No total, a Nuclebrás Equipamentos Pesados vai construir os cascos de quatro submarinos convencionais e também do primeiro submarino brasi...

No total, a Nuclebrás Equipamentos Pesados vai construir os cascos de quatro submarinos convencionais e também do primeiro submarino brasileiro com propulsão nuclear no âmbito do acordo de firmado em 2008 com a França.

A Nuclebrás Equipamentos Pesados S.A. (Nuclep), empresa vinculada ao Ministério da Ciência, Tecnologia, Inovações e Comunicações (MCTIC), concluiu a construção do casco do Submarino Humaitá. A entrega da seção 2A, a última de um total de cinco que compõem o casco do SBR-2, foi feita na segunda-feira (12).
O Submarino Humaitá é o segundo em construção no âmbito do Programa de Desenvolvimento de Submarinos (Prosub). Fruto de um acordo de cooperação e transferência de tecnologia firmado em 2008 entre o Brasil e a França, o Prosub resultará na fabricação de quatro submarinos convencionais diesel-elétrico e do primeiro submarino brasileiro com propulsão nuclear (SN-BR). A Nuclep está encarregada da construção dos cascos resistentes dos submarinos, a parte estrutural considerada mais complexa.
O Submarino Hamaitá é o primeiro cujo casco resistente foi inteiramente construído no Brasil e mostra a absorção da tecnologia e a capacitação dos envolvidos.
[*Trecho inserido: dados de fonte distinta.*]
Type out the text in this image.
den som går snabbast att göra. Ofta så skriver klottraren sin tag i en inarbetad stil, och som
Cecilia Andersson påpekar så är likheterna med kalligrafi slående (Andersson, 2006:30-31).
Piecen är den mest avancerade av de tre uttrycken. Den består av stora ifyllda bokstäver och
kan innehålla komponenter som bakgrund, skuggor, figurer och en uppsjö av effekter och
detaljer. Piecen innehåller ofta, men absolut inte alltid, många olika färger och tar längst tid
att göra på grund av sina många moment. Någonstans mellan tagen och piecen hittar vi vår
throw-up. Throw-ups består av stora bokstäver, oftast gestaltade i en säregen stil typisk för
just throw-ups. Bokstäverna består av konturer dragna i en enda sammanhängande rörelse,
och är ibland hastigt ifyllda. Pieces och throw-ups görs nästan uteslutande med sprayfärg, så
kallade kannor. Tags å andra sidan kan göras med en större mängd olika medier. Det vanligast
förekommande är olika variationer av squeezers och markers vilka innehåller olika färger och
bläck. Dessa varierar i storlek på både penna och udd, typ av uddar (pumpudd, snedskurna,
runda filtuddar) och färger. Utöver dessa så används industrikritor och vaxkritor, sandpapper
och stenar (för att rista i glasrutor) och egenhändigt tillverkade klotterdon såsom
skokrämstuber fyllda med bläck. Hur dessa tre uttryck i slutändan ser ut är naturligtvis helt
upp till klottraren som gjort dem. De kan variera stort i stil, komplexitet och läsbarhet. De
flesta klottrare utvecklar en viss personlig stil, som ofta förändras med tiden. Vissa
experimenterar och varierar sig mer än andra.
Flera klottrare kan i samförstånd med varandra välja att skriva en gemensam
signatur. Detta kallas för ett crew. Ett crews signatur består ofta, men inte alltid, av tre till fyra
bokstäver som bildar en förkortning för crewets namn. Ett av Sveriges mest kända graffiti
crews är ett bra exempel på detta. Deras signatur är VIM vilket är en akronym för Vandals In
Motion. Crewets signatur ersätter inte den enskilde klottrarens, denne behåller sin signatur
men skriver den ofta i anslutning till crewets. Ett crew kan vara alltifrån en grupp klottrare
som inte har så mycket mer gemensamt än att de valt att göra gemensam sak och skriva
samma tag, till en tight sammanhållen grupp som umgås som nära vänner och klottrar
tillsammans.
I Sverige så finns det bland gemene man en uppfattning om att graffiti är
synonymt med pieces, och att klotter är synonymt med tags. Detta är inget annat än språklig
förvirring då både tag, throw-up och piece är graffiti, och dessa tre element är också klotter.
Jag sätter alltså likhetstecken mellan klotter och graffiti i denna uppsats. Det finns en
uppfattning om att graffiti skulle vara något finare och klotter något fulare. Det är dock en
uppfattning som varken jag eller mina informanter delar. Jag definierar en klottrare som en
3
Especialistas de diversas áreas, como engenharia e soldagem, foram enviados à França para conhecer as técnicas de construção da Marinha daquele país.
"Esse é um trabalho realizado em poucos lugares do mundo, e nós conseguimos fazer com qualidade", destacou o diretor industrial da Nuclep, Liberal Zanelatto.
Casco
A construção do casco teve início em setembro de 2013 com o corte da primeira chapa. A seção 2A é a maior, com 18,292 metros de comprimento, 6,2 metros na parte de vante e 5,74 na parte de ré. O peso total da seção é de 120 toneladas.
A expectativa é a de que os quatro submarinos de propulsão convencional estejam prontos no período entre 2017 e 2023, e o de propulsão nuclear, entre 2023 e 2025. Apenas cinco países no mundo dominam a tecnologia para construção de submarinos nucleares: China, Estados Unidos, França, Inglaterra e Rússia.